De l’aluminium comme l’acier

Pour arriver à fabriquer une feuille d’aluminium aussi solide que de l’acier, les grains d’aluminium doivent subir une restructuration complète. Les chercheurs ont utilisé une technique de forge baptisée High-pressure torsion (HPT) qui nécessite l’emploi d’une presse formée de deux enclumes circulaires dont l’une tourne et exécute un cisaillement en torsion. L’alliage utilisé, le type 7075, est destiné à être transformé par une technique de forge et sert surtout à la fabrication de pièces d’avion. En appliquant l’équivalent de la masse d’un char d’assaut sur chaque centimètre carré (60 000 kilogrammes) et en exécutant un effort de torsion, le métal est soumis à des contraintes et à des déformations si élevées que les grains d’aluminium sont fractionnés et les éléments de magnésium et de zinc que contient l’alliage se regroupent.

Cependant, les chercheurs ne sont pas encore en mesure de déterminer exactement comment ce changement de forme renforce le métal. Afin d’affiner leur étude, le processus de vieillissement naturel a été reproduit. C’est une étape qui a lieu lors de la production de l’alliage 7075. Après le travail à la presse, les feuilles de métal sont entreposées à la température de la pièce pendant plus d’un mois pour permettre aux éléments de zinc et de magnésium de créer des précipités qui renforcent le métal.
Après l’expérience, les chercheurs ont constaté que la résistance du métal a été multipliée par trois. Une élongation à la rupture (indice de ductilité) de 5% a aussi été enregistrée. «C’est quand même pas mal en terme d’élongation à la rupture. Cela fait des années que des recherches sont entreprises afin de créer un alliage léger qui peut avoir une bonne ductilité sans se briser comme du verre», déclare le professeur Daniel Larouche de l’Université Laval, spécialiste de la métallurgie de l’aluminium.

Des applications diverses
Selon le professeur, le laminage par HPT pourrait également s’appliquer à d’autres alliages d'aluminium adaptés aux techniques de forge. De plus, appliquer ce type de laminage à la production en série devrait être relativement facile, selon Simon Ringer de l’Université de Sydney, un des chercheurs qui a participé à l’étude. Les feuilles ainsi fabriquées pourraient servir de matériau pour produire des implants chirurgicaux ultrasolides. Des armures ultralégères pour soldats sont aussi envisageables selon Yuntian Zhu de l’Université d'État de Caroline du Nord, qui a lui aussi participé au développement de la technique HPT.
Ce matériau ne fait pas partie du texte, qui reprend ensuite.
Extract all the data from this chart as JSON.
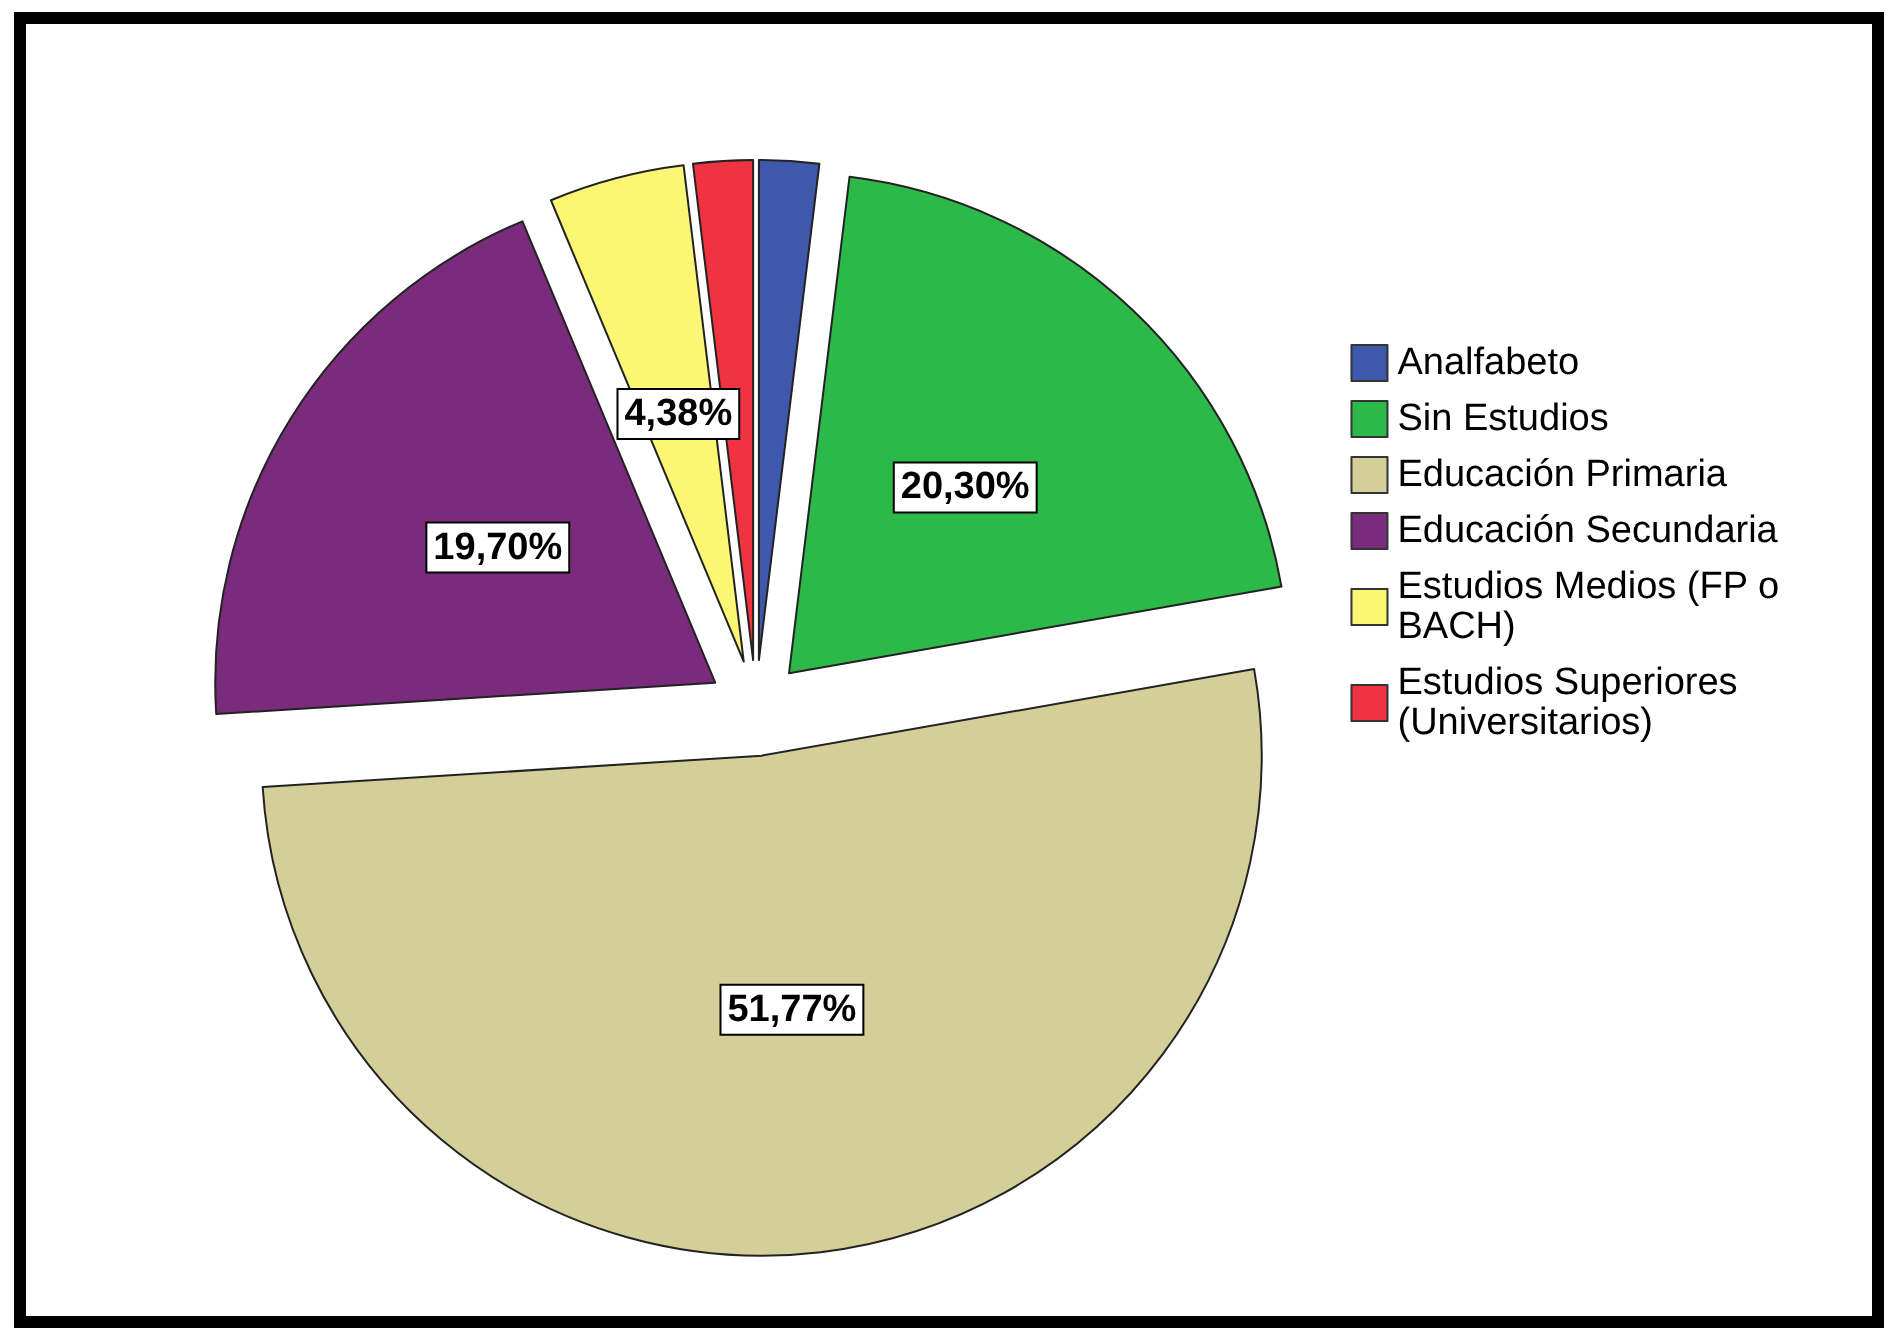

Cet alliage laminé risque toutefois de se vendre à prix fort, estime Daniel Larouche, limitant son application aux domaines mentionnés par les chercheurs. «Déjà que l’aluminium est plus cher à produire que l’acier, toute pièce qui demande une étape supplémentaire dans la chaîne de production va faire augmenter les coûts.» D’autant plus que les presses produisent lentement et coûtent extrêmement cher, explique-t-il.
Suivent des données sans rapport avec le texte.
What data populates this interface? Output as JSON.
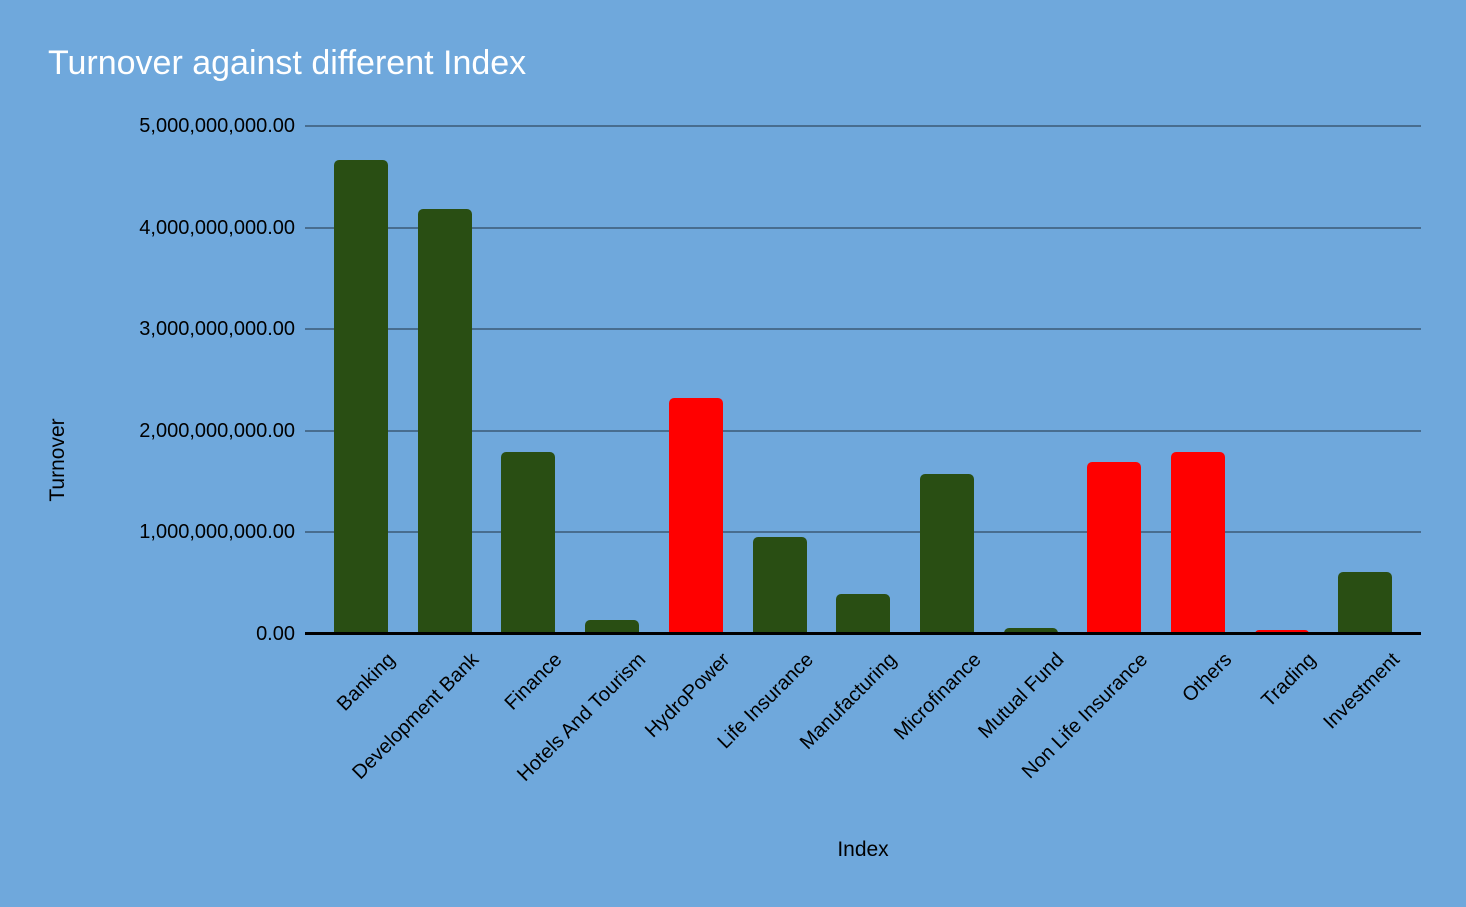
{
  "title": "Turnover against different Index",
  "colors": {
    "background": "#6fa8dc",
    "bar_green": "#294e13",
    "bar_red": "#ff0000",
    "gridline": "rgba(0,0,0,0.35)",
    "axis_line": "#000000",
    "title_text": "#ffffff",
    "tick_text": "#000000"
  },
  "y_axis": {
    "label": "Turnover",
    "max": 5000000000,
    "tick_labels": [
      "5,000,000,000.00",
      "4,000,000,000.00",
      "3,000,000,000.00",
      "2,000,000,000.00",
      "1,000,000,000.00",
      "0.00"
    ]
  },
  "x_axis": {
    "label": "Index"
  },
  "chart_data": {
    "type": "bar",
    "title": "Turnover against different Index",
    "xlabel": "Index",
    "ylabel": "Turnover",
    "ylim": [
      0,
      5000000000
    ],
    "grid": true,
    "legend_position": "none",
    "categories": [
      "Banking",
      "Development Bank",
      "Finance",
      "Hotels And Tourism",
      "HydroPower",
      "Life Insurance",
      "Manufacturing",
      "Microfinance",
      "Mutual Fund",
      "Non Life Insurance",
      "Others",
      "Trading",
      "Investment"
    ],
    "values": [
      4670000000,
      4180000000,
      1790000000,
      140000000,
      2320000000,
      950000000,
      390000000,
      1570000000,
      60000000,
      1690000000,
      1790000000,
      40000000,
      610000000
    ],
    "bar_colors": [
      "#294e13",
      "#294e13",
      "#294e13",
      "#294e13",
      "#ff0000",
      "#294e13",
      "#294e13",
      "#294e13",
      "#294e13",
      "#ff0000",
      "#ff0000",
      "#ff0000",
      "#294e13"
    ],
    "y_tick_labels": [
      "5,000,000,000.00",
      "4,000,000,000.00",
      "3,000,000,000.00",
      "2,000,000,000.00",
      "1,000,000,000.00",
      "0.00"
    ]
  }
}
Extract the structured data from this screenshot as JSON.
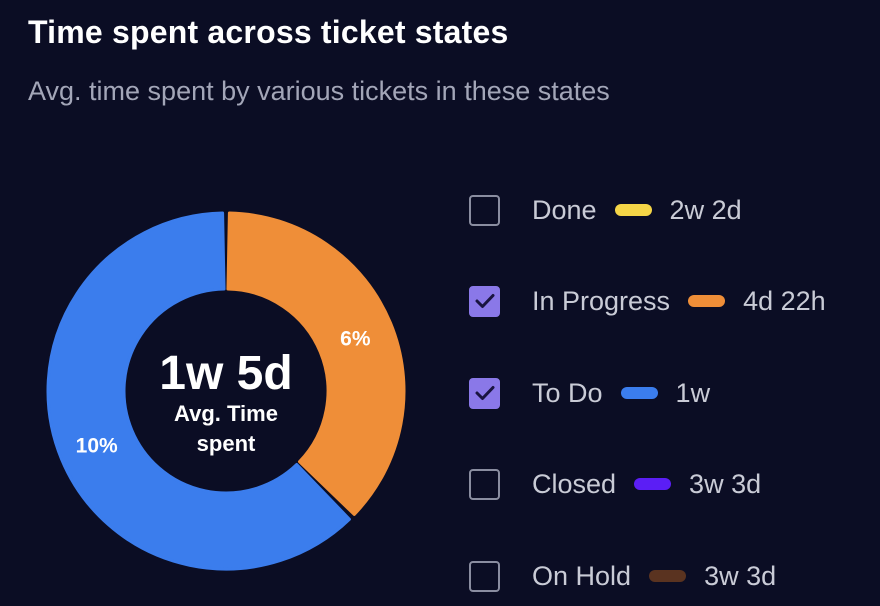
{
  "header": {
    "title": "Time spent across ticket states",
    "subtitle": "Avg. time spent by various tickets in these states"
  },
  "center": {
    "value": "1w 5d",
    "label_line1": "Avg. Time",
    "label_line2": "spent"
  },
  "legend": [
    {
      "label": "Done",
      "value": "2w 2d",
      "color": "#f5d547",
      "checked": false
    },
    {
      "label": "In Progress",
      "value": "4d 22h",
      "color": "#ef8e38",
      "checked": true
    },
    {
      "label": "To Do",
      "value": "1w",
      "color": "#3b7ded",
      "checked": true
    },
    {
      "label": "Closed",
      "value": "3w 3d",
      "color": "#5b1ef5",
      "checked": false
    },
    {
      "label": "On Hold",
      "value": "3w 3d",
      "color": "#5a3320",
      "checked": false
    }
  ],
  "chart_data": {
    "type": "pie",
    "variant": "donut",
    "categories": [
      "In Progress",
      "To Do"
    ],
    "values": [
      6,
      10
    ],
    "data_labels": [
      "6%",
      "10%"
    ],
    "colors": [
      "#ef8e38",
      "#3b7ded"
    ],
    "center_text": "1w 5d"
  }
}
Résistant à haute température?
Ces feuilles d’alliage peuvent toutefois perdre, à haute température, une bonne partie de leurs propriétés mécaniques, souligne Daniel Larouche. Elles ne peuvent donc qu’être utilisées à température relativement basse. Les hautes températures activent les mécanismes de transformation naturels des métaux qui retrouvent, en quelque sorte, les propriétés normales obtenues dans des opérations traditionnelles de forge, explique le professeur. «Ces aluminiums commencent à perdre en résistance mécanique à partir de 150°C», ajoute-t-il. La résistance à la corrosion, qui est l’une des plus grandes qualités de l’aluminium, risque aussi d’être affectée. Ce sont des hypothèses qui restent à vérifier, conclut le professeur.